Bianca’s brocaded slippers crunch on the filthy cement floor.

I almost brain myself on one of the big metal pipes. “We can’t go back to Xiosphant. I keep telling you. You saw how hard it was, coming here. We almost died seven different ways.”

“You should know me better than that by now.”

Bianca leads me into a hangar, with just a sliver of window along the top of the wall. I realize we’ve circled around, and we’re under one of her favorite nightclubs. Not Punch Face or Emergency Session, but the one we visited the first time, where the walls themselves are speakers. The one with the glitter that sticks to your skin with some kind of chemical adhesive and doesn’t wash off. I hear the triple-beat over our heads: people dancing off the serotonin rush from the killing spree in the rain. She reaches until she finds a light switch, and then I’m looking at ten green-gray vehicles.

“Some of these belong to the Perfectionists, some to the Alva Family, and some to another group,” Bianca says. “I already had the outlines of the idea before Dash came along, but he helped me put it together. They’ve been building these since forever, collecting stuff from the night, or from treasure meteors. I think one of the reasons for this latest skirmish between the families was to get the last few pieces.”
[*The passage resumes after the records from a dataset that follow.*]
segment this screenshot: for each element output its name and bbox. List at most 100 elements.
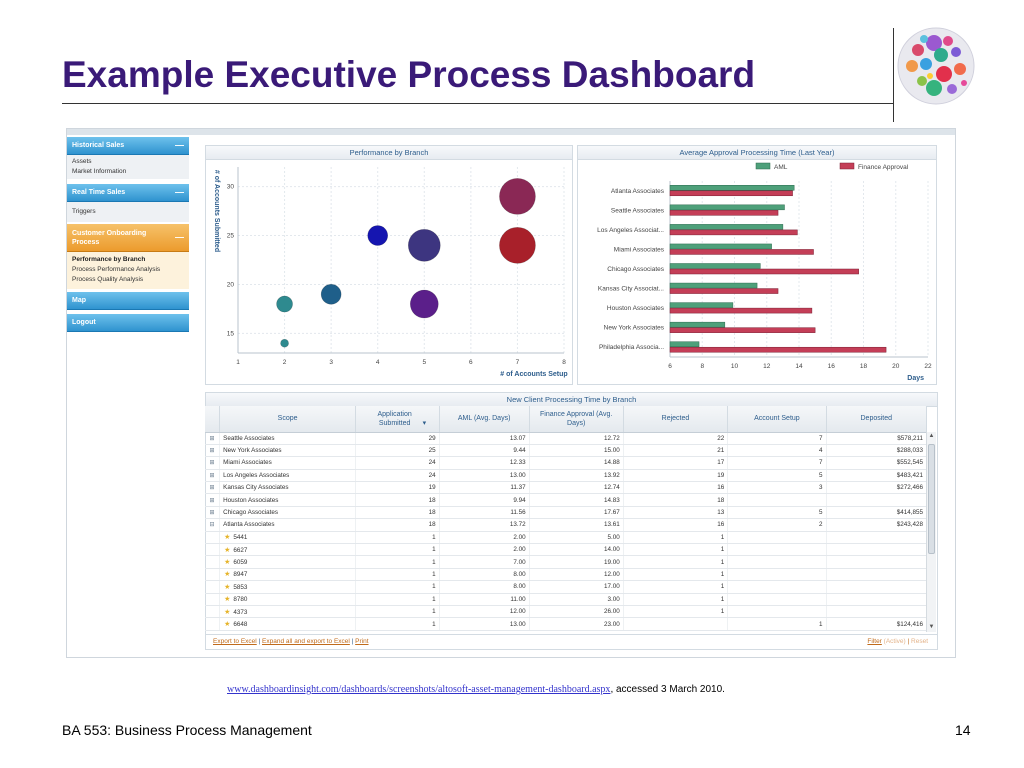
- bubble: [407, 229, 441, 262]
- sidebar-subitems: Triggers: [67, 202, 189, 222]
- column-header-rejected[interactable]: Rejected: [623, 406, 729, 433]
- cell-account-setup: 4: [727, 444, 827, 458]
- scroll-up-icon[interactable]: ▲: [928, 433, 935, 439]
- star-icon: ★: [224, 621, 231, 629]
- panel-title: Average Approval Processing Time (Last Y…: [578, 146, 936, 160]
- table-row[interactable]: ⊞ Kansas City Associates 19 11.37 12.74 16 3 $2…: [205, 481, 928, 495]
- cell-scope: Kansas City Associates: [219, 481, 357, 495]
- bar: [669, 302, 734, 308]
- table-row[interactable]: ★ 6059 1 7.00 19.00 1: [205, 555, 928, 569]
- sidebar-section-historical-sales[interactable]: Historical Sales —: [67, 137, 189, 155]
- table-footer: Export to Excel | Expand all and export …: [205, 634, 938, 648]
- column-header-scope[interactable]: Scope: [219, 406, 357, 433]
- scroll-down-icon[interactable]: ▼: [928, 624, 935, 630]
- table-row[interactable]: ⊞ Seattle Associates 29 13.07 12.72 22 7 $578,2…: [205, 432, 928, 445]
- cell-aml: 2.00: [439, 543, 530, 557]
- print-link[interactable]: Print: [355, 638, 369, 645]
- sidebar-item-assets[interactable]: Assets: [72, 158, 92, 165]
- sidebar-section-real-time-sales[interactable]: Real Time Sales —: [67, 184, 189, 202]
- sidebar-item-market-information[interactable]: Market Information: [72, 168, 127, 175]
- cell-deposited: $552,545: [826, 456, 928, 470]
- expand-toggle-icon[interactable]: ⊞: [205, 493, 221, 507]
- y-tick-label: 30: [227, 184, 235, 191]
- cell-submitted: 18: [355, 506, 440, 520]
- table-scrollbar[interactable]: ▲ ▼: [926, 432, 936, 632]
- panel-title: New Client Processing Time by Branch: [206, 393, 937, 407]
- collapse-icon[interactable]: —: [175, 232, 184, 242]
- cell-submitted: 18: [355, 493, 440, 507]
- child-id: 6059: [233, 559, 248, 567]
- expand-toggle-icon[interactable]: [205, 605, 221, 619]
- expand-toggle-icon[interactable]: ⊞: [205, 481, 221, 495]
- expand-toggle-icon[interactable]: ⊟: [205, 518, 221, 532]
- collapse-icon[interactable]: —: [175, 187, 184, 197]
- column-header-submitted[interactable]: Application Submitted ▾: [355, 406, 440, 433]
- cell-scope: Atlanta Associates: [219, 518, 357, 532]
- sidebar-item-process-quality[interactable]: Process Quality Analysis: [72, 276, 144, 283]
- cell-account-setup: [727, 605, 827, 619]
- y-tick-label: 15: [227, 330, 235, 337]
- table-row[interactable]: ★ 5441 1 2.00 5.00 1: [205, 531, 928, 545]
- cell-deposited: $288,033: [826, 444, 928, 458]
- category-label: Seattle Associates: [611, 207, 665, 214]
- collapse-icon[interactable]: —: [175, 140, 184, 150]
- expand-toggle-icon[interactable]: [205, 617, 221, 631]
- expand-toggle-icon[interactable]: ⊞: [205, 469, 221, 483]
- table-row[interactable]: ★ 8947 1 8.00 12.00 1: [205, 568, 928, 582]
- bar: [669, 268, 859, 275]
- cell-rejected: 1: [623, 531, 729, 545]
- star-icon: ★: [224, 534, 231, 542]
- sidebar-item-triggers[interactable]: Triggers: [72, 208, 96, 215]
- expand-toggle-icon[interactable]: [205, 555, 221, 569]
- bar: [669, 224, 784, 230]
- reset-link[interactable]: Reset: [911, 638, 928, 645]
- performance-by-branch-panel: Performance by Branch 1 2 3 4 5 6 7 8 15 20 25 30 # …: [205, 145, 573, 385]
- sidebar-section-logout[interactable]: Logout: [67, 314, 189, 332]
- column-header-deposited[interactable]: Deposited: [826, 406, 928, 433]
- table-row[interactable]: ⊞ Miami Associates 24 12.33 14.88 17 7 $552,545: [205, 456, 928, 470]
- expand-toggle-icon[interactable]: ⊞: [205, 506, 221, 520]
- expand-export-link[interactable]: Expand all and export to Excel: [262, 638, 350, 645]
- table-row[interactable]: ★ 8780 1 11.00 3.00 1: [205, 593, 928, 606]
- table-row[interactable]: ★ 6648 1 13.00 23.00 1 $124,416: [205, 617, 928, 631]
- table-row[interactable]: ⊞ Chicago Associates 18 11.56 17.67 13 5 $414,8…: [205, 506, 928, 520]
- column-header-finance[interactable]: Finance Approval (Avg. Days): [529, 406, 624, 433]
- source-link[interactable]: www.dashboardinsight.com/dashboards/scre…: [227, 684, 611, 695]
- sidebar-section-label: Logout: [72, 319, 96, 326]
- cell-submitted: 1: [355, 568, 440, 582]
- filter-link[interactable]: Filter: [867, 638, 882, 645]
- expand-toggle-icon[interactable]: [205, 543, 221, 557]
- x-axis-label: # of Accounts Setup: [500, 371, 567, 378]
- column-header-account-setup[interactable]: Account Setup: [727, 406, 827, 433]
- expand-toggle-icon[interactable]: [205, 568, 221, 582]
- cell-rejected: [623, 617, 729, 631]
- expand-toggle-icon[interactable]: [205, 580, 221, 594]
- expand-toggle-icon[interactable]: [205, 531, 221, 545]
- column-header-aml[interactable]: AML (Avg. Days): [439, 406, 530, 433]
- scrollbar-thumb[interactable]: [928, 444, 935, 554]
- table-row[interactable]: ⊞ Houston Associates 18 9.94 14.83 18: [205, 493, 928, 507]
- cell-submitted: 1: [355, 593, 440, 606]
- sidebar-section-label: Map: [72, 297, 86, 304]
- table-row[interactable]: ★ 6627 1 2.00 14.00 1: [205, 543, 928, 557]
- table-row[interactable]: ⊟ Atlanta Associates 18 13.72 13.61 16 2 $243,4…: [205, 518, 928, 532]
- table-row[interactable]: ⊞ Los Angeles Associates 24 13.00 13.92 19 5 $4…: [205, 469, 928, 483]
- expand-toggle-icon[interactable]: [205, 593, 221, 606]
- expand-toggle-icon[interactable]: ⊞: [205, 444, 221, 458]
- expand-toggle-icon[interactable]: ⊞: [205, 432, 221, 445]
- cell-scope: ★ 8780: [219, 593, 357, 606]
- sidebar-section-map[interactable]: Map: [67, 292, 189, 310]
- table-row[interactable]: ⊞ New York Associates 25 9.44 15.00 21 4 $288,0…: [205, 444, 928, 458]
- bar: [669, 229, 798, 236]
- expand-toggle-icon[interactable]: ⊞: [205, 456, 221, 470]
- sidebar-item-process-performance[interactable]: Process Performance Analysis: [72, 266, 161, 273]
- bar: [669, 210, 779, 216]
- sidebar-item-performance-by-branch[interactable]: Performance by Branch: [72, 256, 146, 263]
- cell-finance: 19.00: [529, 555, 624, 569]
- bubble-chart: 1 2 3 4 5 6 7 8 15 20 25 30 # of Accounts Setup # of …: [213, 167, 568, 378]
- filter-controls: Filter (Active) | Reset: [867, 638, 928, 645]
- sidebar-section-customer-onboarding[interactable]: Customer Onboarding Process —: [67, 224, 189, 252]
- table-row[interactable]: ★ 5853 1 8.00 17.00 1: [205, 580, 928, 594]
- table-row[interactable]: ★ 4373 1 12.00 26.00 1: [205, 605, 928, 619]
- export-excel-link[interactable]: Export to Excel: [213, 638, 257, 645]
These vehicles are all different sizes and shapes, but they all have the same armor, thick and jagged, like a bison’s overlapping plates only without any fur. They rest on thick treads with gravity-assist devices to help them cross the roughest terrain—crude, hand-machined versions of the all-terrain cruisers the Founding Settlers drove when they tried to explore the world. Someone has attached spikes to the armor, and there are empty spots where you could add weapons.

These rude metal carcasses remind me of the War Monument back in Xiosphant, the rough edges that scraped me as I hid in its shadow.

“We could bring a small army,” Bianca says. “We can do everything we used to talk about in school.”

The music upstairs stumbles and recovers, like a drunk man kicking his own foot. I put my hand on the side of the nearest vehicle and feel the shell vibrate. I try to imagine going home like this. With a “small army” of the same people I just watched slashing each other to death for no reason.

“There’s still no way,” I say, though I have a queasy feeling that I’m wrong. “I mean, these are not amphibious vehicles. You remember the Sea of Murder. You almost fell overboard a couple times. Nobody has the facilities to build the kind of vehicle carriers they had during the Second Argelan War, or the barges from the Fourth.”